Lalu, apa hikmah yang bisa kita petik dari kisah tersebut?
Pertama, bahwa pembentukan kepribadian anak dimulai dari jauh sebelum anak dilahirkan, bahkan sebelum sang anak di dalam kandungan ibunya. Pembentukan kepribadian anak dimulai dari perbaikan pribadi calon ayah dan calon ibu. Allah SWT dan Rasul-Nya memerintahkan kepada setiap laki-laki yang hendak menikah agar memilih wanita shalihah sebagai calon ibu dari anak-anaknya.
Kedua, bahwa keshalihan dari orang tua, Insya Allah akan menurun.
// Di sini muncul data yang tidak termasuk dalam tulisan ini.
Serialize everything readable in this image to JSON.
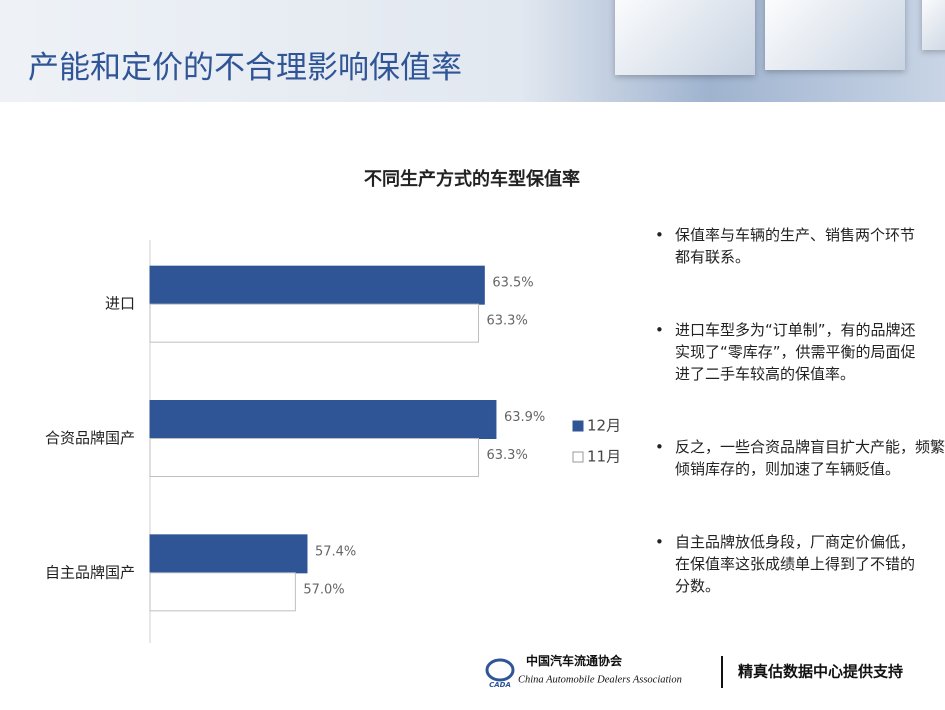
{
  "header": {
    "title": "产能和定价的不合理影响保值率"
  },
  "chart_data": {
    "type": "bar",
    "orientation": "horizontal",
    "title": "不同生产方式的车型保值率",
    "categories": [
      "进口",
      "合资品牌国产",
      "自主品牌国产"
    ],
    "series": [
      {
        "name": "12月",
        "color": "#2f5597",
        "values": [
          63.5,
          63.9,
          57.4
        ],
        "value_labels": [
          "63.5%",
          "63.9%",
          "57.4%"
        ]
      },
      {
        "name": "11月",
        "color": "#ffffff",
        "values": [
          63.3,
          63.3,
          57.0
        ],
        "value_labels": [
          "63.3%",
          "63.3%",
          "57.0%"
        ]
      }
    ],
    "xlim": [
      52,
      66
    ]
  },
  "bullets": [
    "保值率与车辆的生产、销售两个环节都有联系。",
    "进口车型多为“订单制”，有的品牌还实现了“零库存”，供需平衡的局面促进了二手车较高的保值率。",
    "反之，一些合资品牌盲目扩大产能，频繁倾销库存的，则加速了车辆贬值。",
    "自主品牌放低身段，厂商定价偏低，在保值率这张成绩单上得到了不错的分数。"
  ],
  "footer": {
    "logo_mark": "CADA",
    "org_cn": "中国汽车流通协会",
    "org_en": "China Automobile Dealers Association",
    "support": "精真估数据中心提供支持"
  }
}
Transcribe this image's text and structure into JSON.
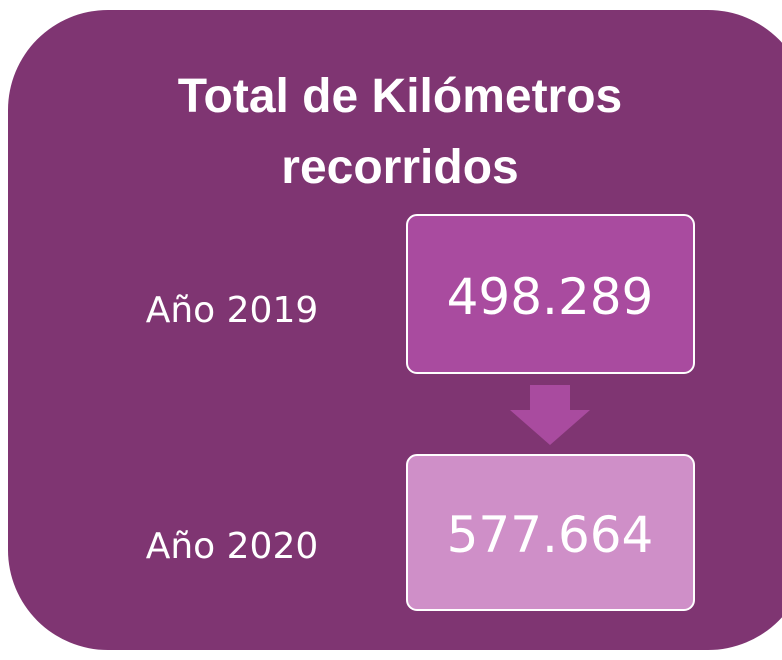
{
  "header": {
    "title": "Total de Kilómetros recorridos"
  },
  "rows": [
    {
      "label": "Año 2019",
      "value": "498.289"
    },
    {
      "label": "Año 2020",
      "value": "577.664"
    }
  ]
}
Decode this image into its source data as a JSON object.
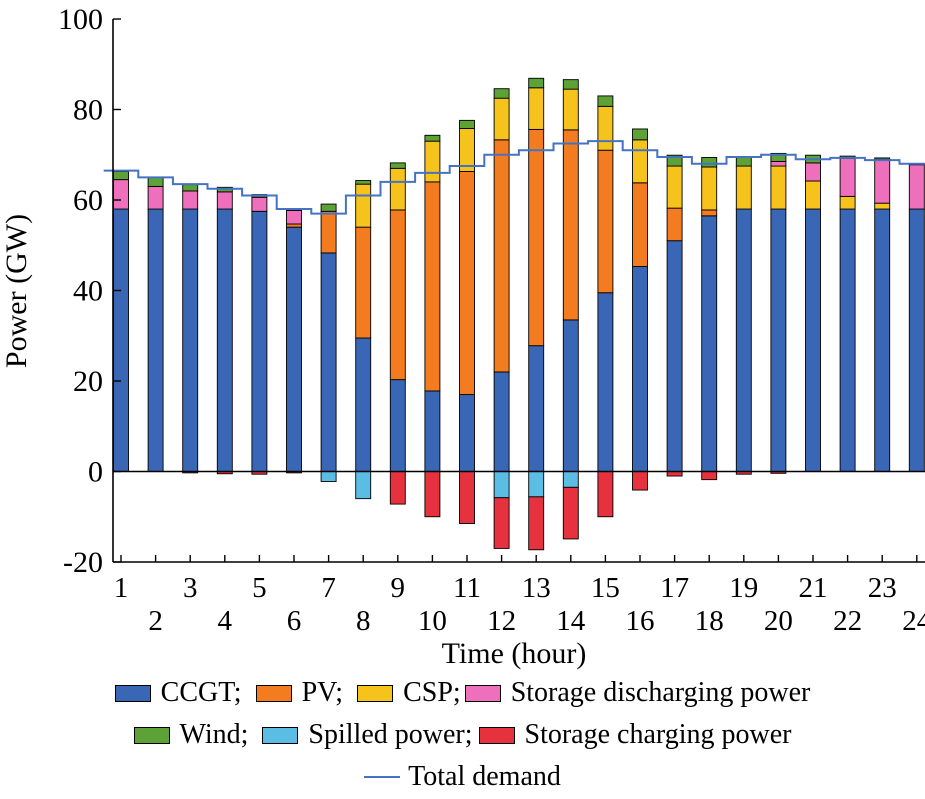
{
  "chart_data": {
    "type": "bar",
    "xlabel": "Time (hour)",
    "ylabel": "Power (GW)",
    "ylim": [
      -20,
      100
    ],
    "yticks": [
      -20,
      0,
      20,
      40,
      60,
      80,
      100
    ],
    "categories": [
      "1",
      "2",
      "3",
      "4",
      "5",
      "6",
      "7",
      "8",
      "9",
      "10",
      "11",
      "12",
      "13",
      "14",
      "15",
      "16",
      "17",
      "18",
      "19",
      "20",
      "21",
      "22",
      "23",
      "24"
    ],
    "series": [
      {
        "name": "CCGT",
        "color": "#3a67b5",
        "values": [
          58,
          58,
          58,
          58,
          57.5,
          54,
          48.3,
          29.5,
          20.3,
          17.8,
          17,
          22,
          27.8,
          33.5,
          39.5,
          45.3,
          51,
          56.5,
          58,
          58,
          58,
          58,
          58,
          58
        ]
      },
      {
        "name": "PV",
        "color": "#f47c20",
        "values": [
          0,
          0,
          0,
          0,
          0,
          0.7,
          9.2,
          24.5,
          37.5,
          46.2,
          49.3,
          51.3,
          47.8,
          42,
          31.5,
          18.5,
          7.2,
          1.3,
          0,
          0,
          0,
          0,
          0,
          0
        ]
      },
      {
        "name": "CSP",
        "color": "#f6c21c",
        "values": [
          0,
          0,
          0,
          0,
          0,
          0,
          0,
          9.5,
          9.2,
          9,
          9.5,
          9.2,
          9.2,
          9,
          9.7,
          9.5,
          9.3,
          9.5,
          9.5,
          9.5,
          6.2,
          2.8,
          1.3,
          0
        ]
      },
      {
        "name": "Storage discharging power",
        "color": "#ee70bd",
        "values": [
          6.5,
          5.0,
          4.0,
          3.8,
          3.1,
          3.0,
          0,
          0,
          0,
          0,
          0,
          0,
          0,
          0,
          0,
          0,
          0,
          0,
          0,
          1.0,
          4.0,
          8.4,
          9.7,
          9.8
        ]
      },
      {
        "name": "Wind",
        "color": "#5ca237",
        "values": [
          1.8,
          2.0,
          1.4,
          1.0,
          0.6,
          0.3,
          1.6,
          0.8,
          1.2,
          1.3,
          1.8,
          2.1,
          2.1,
          2.1,
          2.3,
          2.4,
          2.4,
          2.1,
          2.1,
          1.8,
          1.7,
          0.5,
          0.3,
          0.2
        ]
      },
      {
        "name": "Spilled power",
        "color": "#5bbce4",
        "values": [
          0,
          0,
          0,
          0,
          0,
          0,
          -2.2,
          -6,
          0,
          0,
          0,
          -5.8,
          -5.6,
          -3.5,
          0,
          0,
          0,
          0,
          0,
          0,
          0,
          0,
          0,
          0
        ]
      },
      {
        "name": "Storage charging power",
        "color": "#e6323f",
        "values": [
          0,
          0,
          -0.3,
          -0.5,
          -0.6,
          -0.3,
          0,
          0,
          -7.2,
          -10,
          -11.5,
          -11.2,
          -11.7,
          -11.4,
          -10,
          -4.1,
          -1,
          -1.8,
          -0.6,
          -0.4,
          0,
          0,
          0,
          0
        ]
      }
    ],
    "demand": {
      "name": "Total demand",
      "color": "#4472c4",
      "values": [
        66.5,
        65,
        63.5,
        62.5,
        61,
        58,
        57,
        61,
        64,
        66,
        67.5,
        70,
        71,
        72.5,
        73,
        71,
        69.5,
        68,
        69.5,
        70,
        69,
        69.3,
        68.8,
        68
      ]
    }
  },
  "legend": {
    "row1": [
      {
        "label": "CCGT;",
        "color": "#3a67b5"
      },
      {
        "label": "PV;",
        "color": "#f47c20"
      },
      {
        "label": "CSP;",
        "color": "#f6c21c"
      },
      {
        "label": "Storage discharging power",
        "color": "#ee70bd"
      }
    ],
    "row2": [
      {
        "label": "Wind;",
        "color": "#5ca237"
      },
      {
        "label": "Spilled power;",
        "color": "#5bbce4"
      },
      {
        "label": "Storage charging power",
        "color": "#e6323f"
      }
    ],
    "row3": {
      "label": "Total demand",
      "color": "#4472c4"
    }
  }
}
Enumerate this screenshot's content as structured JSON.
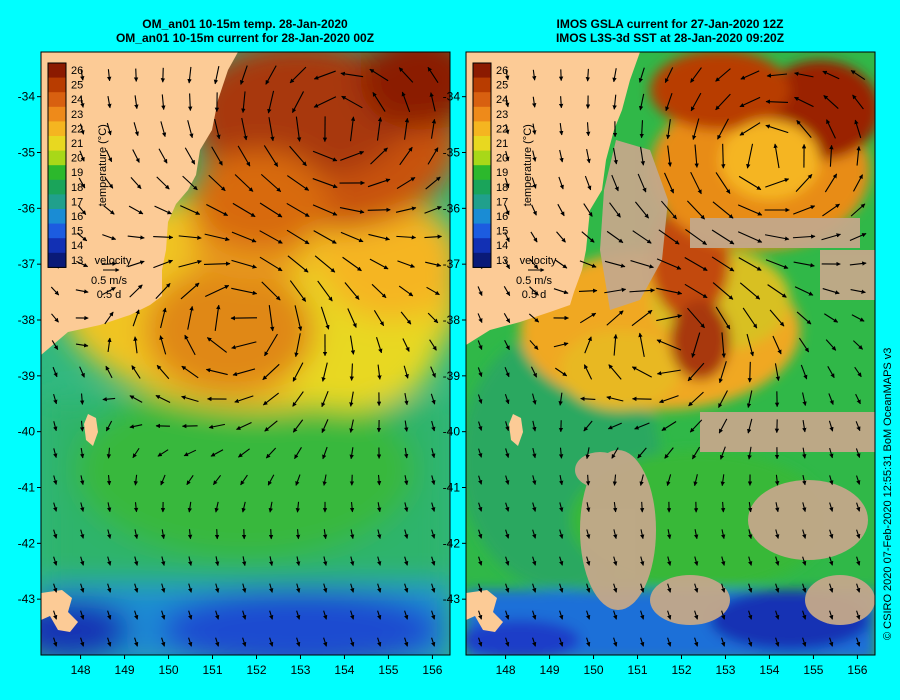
{
  "panels": [
    {
      "title_line1": "OM_an01 10-15m temp. 28-Jan-2020",
      "title_line2": "OM_an01 10-15m current for 28-Jan-2020 00Z"
    },
    {
      "title_line1": "IMOS GSLA current for 27-Jan-2020 12Z",
      "title_line2": "IMOS L3S-3d SST at 28-Jan-2020 09:20Z"
    }
  ],
  "map": {
    "lat_ticks": [
      "-34",
      "-35",
      "-36",
      "-37",
      "-38",
      "-39",
      "-40",
      "-41",
      "-42",
      "-43"
    ],
    "lon_ticks": [
      "148",
      "149",
      "150",
      "151",
      "152",
      "153",
      "154",
      "155",
      "156"
    ],
    "lon_range": [
      147.1,
      156.4
    ],
    "lat_range": [
      -44.0,
      -33.2
    ]
  },
  "colorbar": {
    "label": "temperature (°C)",
    "ticks": [
      "26",
      "25",
      "24",
      "23",
      "22",
      "21",
      "20",
      "19",
      "18",
      "17",
      "16",
      "15",
      "14",
      "13"
    ],
    "colors": [
      "#8b1a00",
      "#b83c00",
      "#d86010",
      "#ee8a1a",
      "#f5b520",
      "#e8d820",
      "#a8d818",
      "#2cb82c",
      "#1aa45a",
      "#20a08c",
      "#1a8cd4",
      "#1c5ce0",
      "#1230b4",
      "#0a1a78"
    ]
  },
  "legend": {
    "velocity_label": "velocity",
    "scale_label": "0.5 m/s",
    "time_label": "0.5 d"
  },
  "credit": "© CSIRO 2020  07-Feb-2020 12:55:31 BoM OceanMAPS v3",
  "colors": {
    "background": "#00ffff",
    "land": "#fccb96",
    "cloud": "#c4a88a"
  }
}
Jika tidak ke anaknya, bisa ke cucunya, ke cicitnya, atau ke keturunan yang barangkali kita tidak menjumpainya karena keterbatasan usia. Jika kita merasa "terlanjur", dulu nikahnya kok gak pilih-pilih dulu, maka hendaknya kita tidak berputus asa. Masih ada kesempatan, mari bersama-sama memperbaiki diri, dan Insya Allah usaha kita untuk memperbaiki diri tidak sia-sia. Dan jangan lelah untuk berdoa kepada Allah memohon keturunan yang shalih dan shalihah.